Thursday, 17 June 2010

South Africa vs Uruguay

I barely watched this to be honest, I had a beer and the missus made a stirfry, I had to call my mother, it was really fucking dull and I had to feed the baby as well.

Initially I thought the first Forlan goal was pretty good; the deflection deflated the mood somewhat. Suarez did well to get the penalty, although he probably could have just scored instead. The last goal was a bit scrappy. It's fairly clear that the reason SA managed the draw with Mexico was the fact that Mexico defended a high line with slow centre backs against a very quick counter-attacking team. Uruguay's defence is far more competent, and never gave the South African's a sniff. Bafana Bafana don't have the ability to play through anyone, so with the direct ball in behind pretty much shut off, they had fuck all.

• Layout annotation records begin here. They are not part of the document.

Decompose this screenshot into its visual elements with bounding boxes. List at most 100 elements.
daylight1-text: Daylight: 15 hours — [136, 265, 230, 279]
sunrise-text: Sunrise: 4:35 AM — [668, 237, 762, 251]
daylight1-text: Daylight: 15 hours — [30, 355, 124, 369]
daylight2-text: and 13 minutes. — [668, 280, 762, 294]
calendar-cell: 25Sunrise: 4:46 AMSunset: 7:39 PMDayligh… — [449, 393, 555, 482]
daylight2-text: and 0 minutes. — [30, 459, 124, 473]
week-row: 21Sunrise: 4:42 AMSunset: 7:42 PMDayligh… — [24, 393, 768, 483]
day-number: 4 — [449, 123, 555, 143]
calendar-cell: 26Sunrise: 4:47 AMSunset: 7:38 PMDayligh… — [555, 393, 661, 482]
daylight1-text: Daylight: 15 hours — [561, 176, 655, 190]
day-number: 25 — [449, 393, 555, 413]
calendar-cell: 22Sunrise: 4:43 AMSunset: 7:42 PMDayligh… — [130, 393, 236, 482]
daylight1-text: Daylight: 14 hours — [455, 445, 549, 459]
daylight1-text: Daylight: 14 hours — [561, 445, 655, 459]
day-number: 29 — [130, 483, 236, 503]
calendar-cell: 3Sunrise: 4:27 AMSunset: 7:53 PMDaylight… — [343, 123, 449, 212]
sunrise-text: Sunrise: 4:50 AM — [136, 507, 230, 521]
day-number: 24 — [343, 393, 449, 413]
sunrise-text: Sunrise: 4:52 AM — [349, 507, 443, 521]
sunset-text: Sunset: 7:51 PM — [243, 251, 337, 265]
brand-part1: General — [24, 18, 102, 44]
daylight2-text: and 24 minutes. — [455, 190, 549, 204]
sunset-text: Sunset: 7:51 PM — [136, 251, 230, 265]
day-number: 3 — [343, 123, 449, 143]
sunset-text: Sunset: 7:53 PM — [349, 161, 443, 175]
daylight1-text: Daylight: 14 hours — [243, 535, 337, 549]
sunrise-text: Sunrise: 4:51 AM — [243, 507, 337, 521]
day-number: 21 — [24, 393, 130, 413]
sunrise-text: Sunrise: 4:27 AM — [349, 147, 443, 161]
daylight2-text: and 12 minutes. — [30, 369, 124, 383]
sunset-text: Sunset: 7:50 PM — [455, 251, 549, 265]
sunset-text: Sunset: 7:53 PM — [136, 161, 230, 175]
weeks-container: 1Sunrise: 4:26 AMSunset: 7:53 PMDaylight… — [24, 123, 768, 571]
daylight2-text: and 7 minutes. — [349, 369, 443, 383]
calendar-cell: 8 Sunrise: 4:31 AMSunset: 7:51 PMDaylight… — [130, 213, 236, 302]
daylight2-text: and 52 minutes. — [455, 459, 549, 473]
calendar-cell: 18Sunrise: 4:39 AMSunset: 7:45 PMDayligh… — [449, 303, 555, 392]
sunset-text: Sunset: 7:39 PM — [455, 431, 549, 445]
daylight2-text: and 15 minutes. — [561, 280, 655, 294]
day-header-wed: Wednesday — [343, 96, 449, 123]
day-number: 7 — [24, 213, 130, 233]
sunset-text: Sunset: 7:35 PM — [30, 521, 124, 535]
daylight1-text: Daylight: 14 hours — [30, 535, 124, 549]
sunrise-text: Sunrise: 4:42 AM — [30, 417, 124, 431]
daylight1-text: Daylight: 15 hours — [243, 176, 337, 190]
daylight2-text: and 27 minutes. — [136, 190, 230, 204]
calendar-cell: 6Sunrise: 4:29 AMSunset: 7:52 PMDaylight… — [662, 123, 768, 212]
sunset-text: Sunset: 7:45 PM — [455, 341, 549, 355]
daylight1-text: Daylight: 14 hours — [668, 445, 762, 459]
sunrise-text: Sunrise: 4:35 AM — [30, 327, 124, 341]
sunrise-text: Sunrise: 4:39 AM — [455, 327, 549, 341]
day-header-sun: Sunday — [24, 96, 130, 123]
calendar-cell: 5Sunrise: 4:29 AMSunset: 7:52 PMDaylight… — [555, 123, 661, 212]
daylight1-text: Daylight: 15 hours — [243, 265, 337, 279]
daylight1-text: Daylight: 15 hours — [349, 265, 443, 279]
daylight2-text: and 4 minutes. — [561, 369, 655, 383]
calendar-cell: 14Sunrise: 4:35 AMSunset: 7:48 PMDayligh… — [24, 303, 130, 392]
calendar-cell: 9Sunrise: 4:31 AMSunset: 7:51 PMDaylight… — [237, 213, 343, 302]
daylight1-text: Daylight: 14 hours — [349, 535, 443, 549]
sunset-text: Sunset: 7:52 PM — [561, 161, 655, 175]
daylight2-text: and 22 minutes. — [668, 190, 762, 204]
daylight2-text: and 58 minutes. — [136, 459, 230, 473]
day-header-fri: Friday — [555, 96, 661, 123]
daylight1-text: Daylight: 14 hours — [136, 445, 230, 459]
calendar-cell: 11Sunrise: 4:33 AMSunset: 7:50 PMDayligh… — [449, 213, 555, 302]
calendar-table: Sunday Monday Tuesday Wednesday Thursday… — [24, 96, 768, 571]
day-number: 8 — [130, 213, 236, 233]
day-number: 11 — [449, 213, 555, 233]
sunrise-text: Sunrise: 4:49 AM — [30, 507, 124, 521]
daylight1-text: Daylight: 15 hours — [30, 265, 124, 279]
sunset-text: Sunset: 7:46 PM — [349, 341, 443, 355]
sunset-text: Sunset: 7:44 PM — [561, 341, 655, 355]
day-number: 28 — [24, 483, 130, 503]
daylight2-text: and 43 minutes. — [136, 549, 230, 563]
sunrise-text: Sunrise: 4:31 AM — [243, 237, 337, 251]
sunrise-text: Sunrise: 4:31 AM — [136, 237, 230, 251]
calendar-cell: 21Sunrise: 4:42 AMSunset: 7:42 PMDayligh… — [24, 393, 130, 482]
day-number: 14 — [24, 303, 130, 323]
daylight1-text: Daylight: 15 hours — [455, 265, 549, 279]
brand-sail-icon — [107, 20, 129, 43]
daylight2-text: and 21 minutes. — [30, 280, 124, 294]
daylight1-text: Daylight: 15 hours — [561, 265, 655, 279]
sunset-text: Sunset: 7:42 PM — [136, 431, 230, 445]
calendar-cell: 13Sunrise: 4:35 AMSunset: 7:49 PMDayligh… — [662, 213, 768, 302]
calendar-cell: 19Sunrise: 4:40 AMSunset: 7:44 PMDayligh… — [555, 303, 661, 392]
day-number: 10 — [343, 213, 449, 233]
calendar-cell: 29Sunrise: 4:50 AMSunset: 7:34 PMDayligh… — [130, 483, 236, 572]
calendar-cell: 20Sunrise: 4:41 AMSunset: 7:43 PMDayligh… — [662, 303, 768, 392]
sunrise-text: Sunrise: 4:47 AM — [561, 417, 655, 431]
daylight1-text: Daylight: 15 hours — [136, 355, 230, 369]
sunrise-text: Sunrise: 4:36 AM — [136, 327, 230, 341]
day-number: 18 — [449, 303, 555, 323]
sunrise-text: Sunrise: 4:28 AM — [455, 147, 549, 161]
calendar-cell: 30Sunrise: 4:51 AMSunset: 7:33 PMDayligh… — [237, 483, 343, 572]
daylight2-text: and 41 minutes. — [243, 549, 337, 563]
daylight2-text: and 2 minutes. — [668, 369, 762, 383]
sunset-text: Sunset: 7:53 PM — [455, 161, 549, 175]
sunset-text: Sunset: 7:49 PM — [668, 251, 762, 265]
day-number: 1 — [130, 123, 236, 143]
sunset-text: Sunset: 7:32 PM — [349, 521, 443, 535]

And, frankly, good: I'm a fairly modern chap, so I don't make sweeping generalisations like "I fucking hate South Africans". I am prepared to venture the statement "I fucking hate a lot of South Africans". Their unpleasant vowels. Their big fucking mouths. Their deep love for the Rainbow Nation that doesn't entirely explain why they came to London to get work in IT because of the affirmative action back home which makes it hard for them to get jobs, although the affirmative action is only necessary because your white parents, despite making up about 10% of the population, effectively enslaved the remaining 90% and still complain about how they shouldn't have stopped in the first place.

So basically, Bafana Bafuckoff. You can go back to watching your cricket team choke.

(Apologies for perhaps the least sophisticated piece of ill-thought out prejudice since Nick Griffin first realised there might be some votes in attacking all Muslims after twelve of them blew up some buildings somewhere. But I'm a very bitter man, and some saffers have very big fucking mouths).